Friday 10 April 2015

Ray Dalio - Asset Allocation, Risk Parity, Diversification (CNBC)





Published on 29 May 2013

In this shorter segment of the full CNBC video Bridgewater's CEO Ray Dalio discusses his investment philosophy for achieving a balanced structured portfolio and thereby superior asset allocation. He explains how the macro environment of growth and inflation needs to be carefully matched against the portfolio's volatility of bonds, equities and other assets. 



[Achieving Strategic Asset Allocation with Risk Parity]

"There is the strategic allocation mix which we call 'All Weather'. It has to do with making all the assets the same risk parity. The problem is when people try to diversify and they own equities, and equities have volatility that's large, or they own assets that do well when the economy does well and do badly when the economy does badly, they have a concentration of risks in some assets. They need to do .... so that bonds and equities and pieces have comparable impacts. So that whatever happens in the economy has a balancing effect. That's the All weather piece. 

We have a lot of diversified bets. It's very important for most people to know when not to make a bet! If you come to the poker table you're going to have to beat me. The nature is a very small percentage of people take money in the poker game. They don't know if it's a good investment or a more expensive investment."



[On Bonds vs. Stocks and Diversification of Risk in all periods]

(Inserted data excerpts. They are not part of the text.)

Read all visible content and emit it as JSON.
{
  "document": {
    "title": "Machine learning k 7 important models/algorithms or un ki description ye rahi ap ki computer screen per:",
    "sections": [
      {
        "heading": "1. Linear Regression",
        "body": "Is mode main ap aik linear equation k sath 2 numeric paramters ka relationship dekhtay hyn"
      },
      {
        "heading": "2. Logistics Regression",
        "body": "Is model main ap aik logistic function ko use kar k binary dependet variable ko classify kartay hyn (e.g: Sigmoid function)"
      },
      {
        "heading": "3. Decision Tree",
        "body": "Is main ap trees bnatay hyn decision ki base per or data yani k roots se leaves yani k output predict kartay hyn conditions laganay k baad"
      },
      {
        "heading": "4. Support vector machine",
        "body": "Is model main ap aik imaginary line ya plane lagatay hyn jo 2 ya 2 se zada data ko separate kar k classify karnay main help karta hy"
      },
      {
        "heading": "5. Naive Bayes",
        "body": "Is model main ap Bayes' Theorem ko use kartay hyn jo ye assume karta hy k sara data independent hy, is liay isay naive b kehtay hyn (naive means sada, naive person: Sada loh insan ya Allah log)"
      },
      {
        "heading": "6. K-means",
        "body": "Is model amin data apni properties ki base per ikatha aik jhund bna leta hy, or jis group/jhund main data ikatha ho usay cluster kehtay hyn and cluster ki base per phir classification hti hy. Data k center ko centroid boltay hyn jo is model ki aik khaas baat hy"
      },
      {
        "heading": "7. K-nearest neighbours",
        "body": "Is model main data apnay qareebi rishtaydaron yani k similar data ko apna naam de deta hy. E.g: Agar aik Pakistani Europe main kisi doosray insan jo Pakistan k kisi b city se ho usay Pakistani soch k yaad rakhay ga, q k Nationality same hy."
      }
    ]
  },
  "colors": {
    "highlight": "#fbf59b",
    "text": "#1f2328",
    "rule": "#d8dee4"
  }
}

"The problem of a stock and a bond portfolio, if you put 50 per cent of your money in stocks and 50 per cent of your money in bonds, the problem is you have about 80 per cent of your risk in stocks and about 20 per cent of your risk in bonds. So you don't have diversification. Imagine if you had a bond portfolio with the same volatility as stocks and you went through the financial crisis. Most of the decline in your portfolio would have been protected because the stocks would have gone up in value by an amount that would have offset the other. You have to have comparable amounts of risk in that."